One theory is that the ability to make fire led to an increase in the brain size of human ancestors during evolution, since cooking increases calorie intake, making them easier to digest. Another idea is that controlling fire could also help create space for people to gather at night, which could increase human sociality and trigger cognitive evolution.
“We know that brain size increased to its current level around this period,” said Chris Stringer, director of the study of human evolution at the Natural History Museum in London and another author of the Nature study. “Our brains are energetically expensive. They use about 20% of our body's energy. So using fire, being able to make fire, will help release nutrients from food, which will help fuel and control the brain. And really, you know, allow larger brains to develop.”
Stringer said the discovery does not mark the beginning of humans' ability to make fire, but is only the earliest example that researchers are confident about. There are other, earlier suggestions that human ancestors used fire in what is now South Africa, Israel and Kenya, but these examples are subject to some debate and interpretation.
From an archaeological perspective, it is difficult to know whether it was a forest fire or whether people started the fire they used.
“The question is, do they collect it from natural sources or just carry it around and treat it? Or are they making it up? On the surface, this is a very compelling case that groups of people knew how to make fire,” said Dennis Sandgat, a senior lecturer in the department of archeology at Simon Fraser University in Canada, who was not involved in the study.

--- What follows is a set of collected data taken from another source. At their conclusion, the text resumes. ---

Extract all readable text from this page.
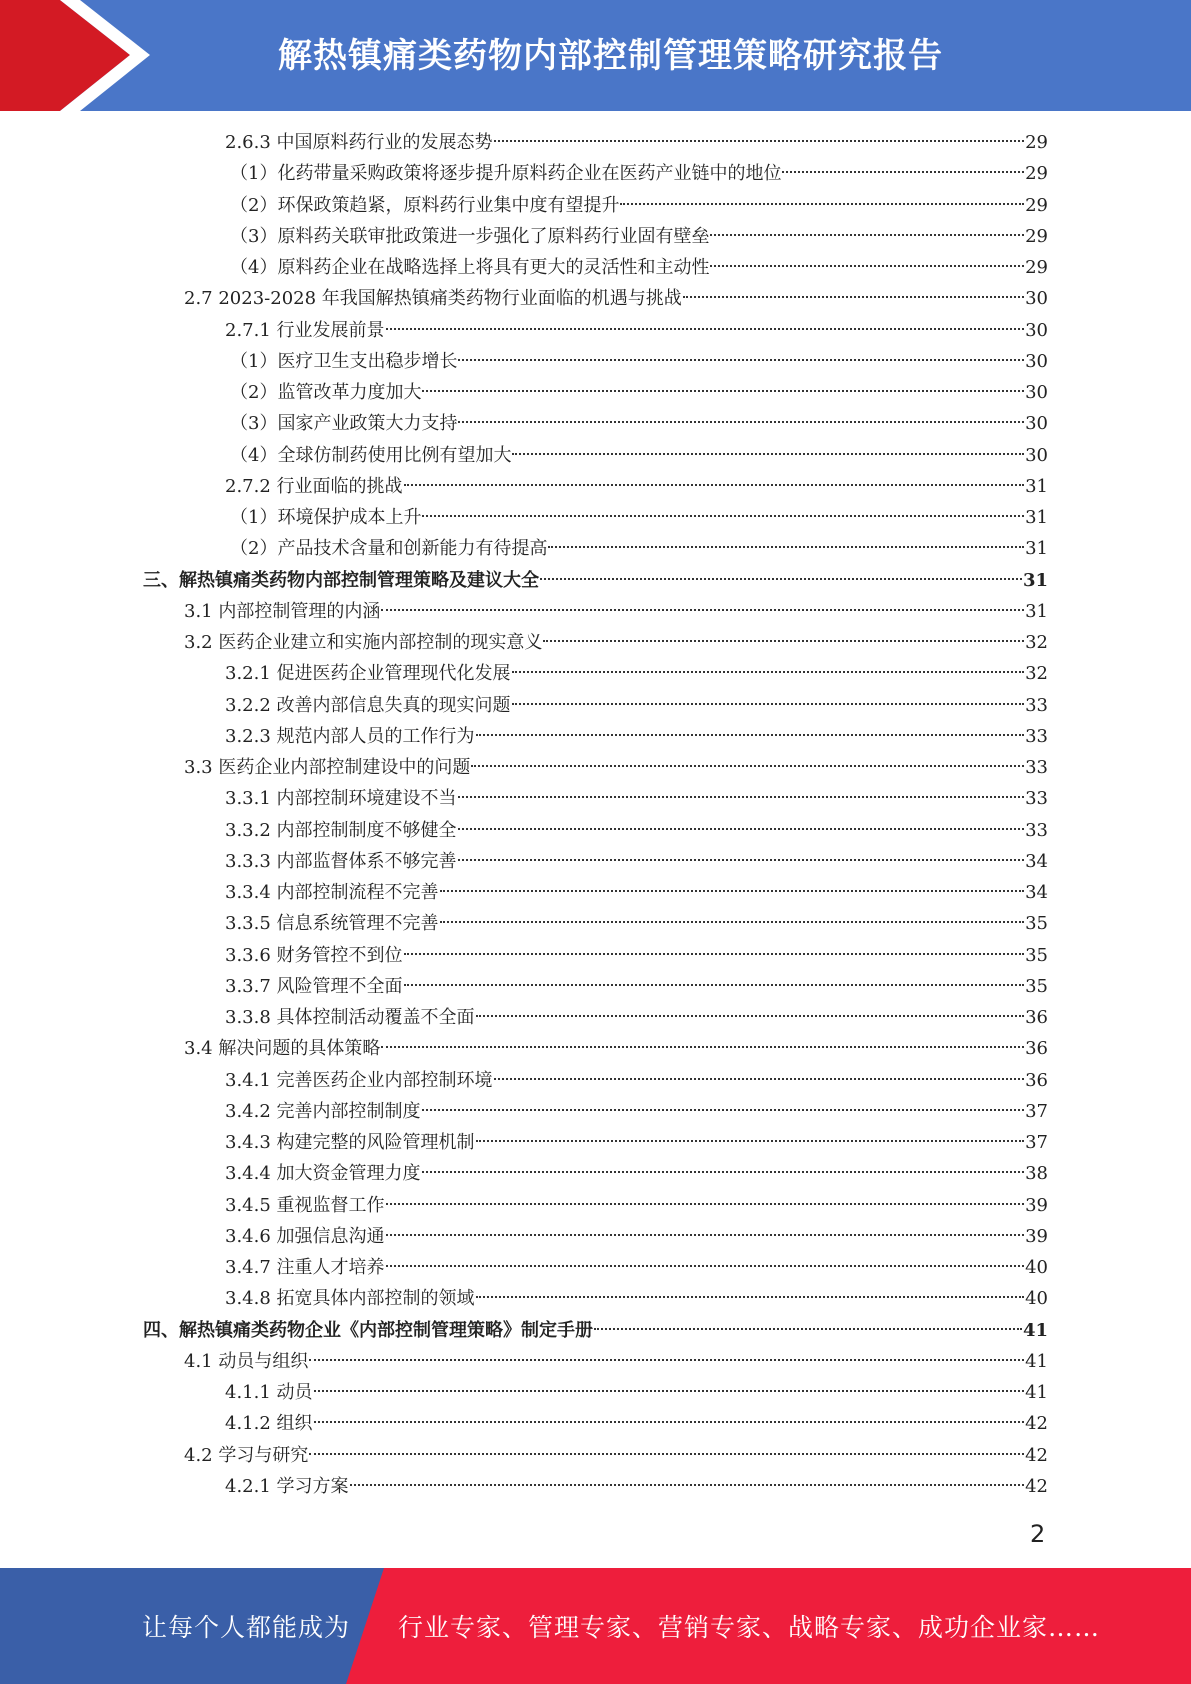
解热镇痛类药物内部控制管理策略研究报告
2.6.3 中国原料药行业的发展态势	29
（1）化药带量采购政策将逐步提升原料药企业在医药产业链中的地位	29
（2）环保政策趋紧，原料药行业集中度有望提升	29
（3）原料药关联审批政策进一步强化了原料药行业固有壁垒	29
（4）原料药企业在战略选择上将具有更大的灵活性和主动性	29
2.7 2023-2028 年我国解热镇痛类药物行业面临的机遇与挑战	30
2.7.1 行业发展前景	30
（1）医疗卫生支出稳步增长	30
（2）监管改革力度加大	30
（3）国家产业政策大力支持	30
（4）全球仿制药使用比例有望加大	30
2.7.2 行业面临的挑战	31
（1）环境保护成本上升	31
（2）产品技术含量和创新能力有待提高	31
三、解热镇痛类药物内部控制管理策略及建议大全	31
3.1 内部控制管理的内涵	31
3.2 医药企业建立和实施内部控制的现实意义	32
3.2.1 促进医药企业管理现代化发展	32
3.2.2 改善内部信息失真的现实问题	33
3.2.3 规范内部人员的工作行为	33
3.3 医药企业内部控制建设中的问题	33
3.3.1 内部控制环境建设不当	33
3.3.2 内部控制制度不够健全	33
3.3.3 内部监督体系不够完善	34
3.3.4 内部控制流程不完善	34
3.3.5 信息系统管理不完善	35
3.3.6 财务管控不到位	35
3.3.7 风险管理不全面	35
3.3.8 具体控制活动覆盖不全面	36
3.4 解决问题的具体策略	36
3.4.1 完善医药企业内部控制环境	36
3.4.2 完善内部控制制度	37
3.4.3 构建完整的风险管理机制	37
3.4.4 加大资金管理力度	38
3.4.5 重视监督工作	39
3.4.6 加强信息沟通	39
3.4.7 注重人才培养	40
3.4.8 拓宽具体内部控制的领域	40
四、解热镇痛类药物企业《内部控制管理策略》制定手册	41
4.1 动员与组织	41
4.1.1 动员	41
4.1.2 组织	42
4.2 学习与研究	42
4.2.1 学习方案	42
2
让每个人都能成为 行业专家、管理专家、营销专家、战略专家、成功企业家……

In this new Nature study, the researchers point to sediments containing fire remains, the presence of stone tools such as chipped flint hand axes, and two small fragments of iron pyrite, which geological analysis shows is extremely rare and was likely brought to the site by humans to start fires.
Other outside researchers were less convinced.
In an email, Wil Robroeks, emeritus professor of Paleolithic archeology at Leiden University in the Netherlands, wrote that much of the evidence presented here is “circumstantial.”
Robrocks noted that later Neanderthal sites dating back to about 50,000 years ago yielded flint tools with signs of wear that indicated they had been struck by pyrite to create sparks—a “smoking gun” for human fire production. But that's not the point here.
“The authors have done an excellent job of analyzing the Barnham data, but they appear to be exaggerating the evidence by claiming that this is the ‘earliest evidence of fire starting,’” Roebrooks writes.
For human ancestors, fire was critical for keeping warm, feeding, repelling predators, and melting resin into glue, among other purposes.
But Sandgat said it was important to understand that the development of fire mining was not a linear process, but a piecemeal process that occurred intermittently. There is evidence that groups of human ancestors learned to make fire and then lost this ability or stopped using fire for cultural reasons.
“We have to be careful not to take one example … and just present it as an indication that everyone is fueling the fire from here on out,” Sandgat said, adding that he has reviewed research on about 100 modern hunter-gatherer groups whose lifestyle has been documented in detail by observers. Some groups did not have the opportunity to make fire.
“The best guess is that the fire was discovered by several groups in different regions over time, and then lost, rediscovered, and lost. I'm sure it's a very complex story.”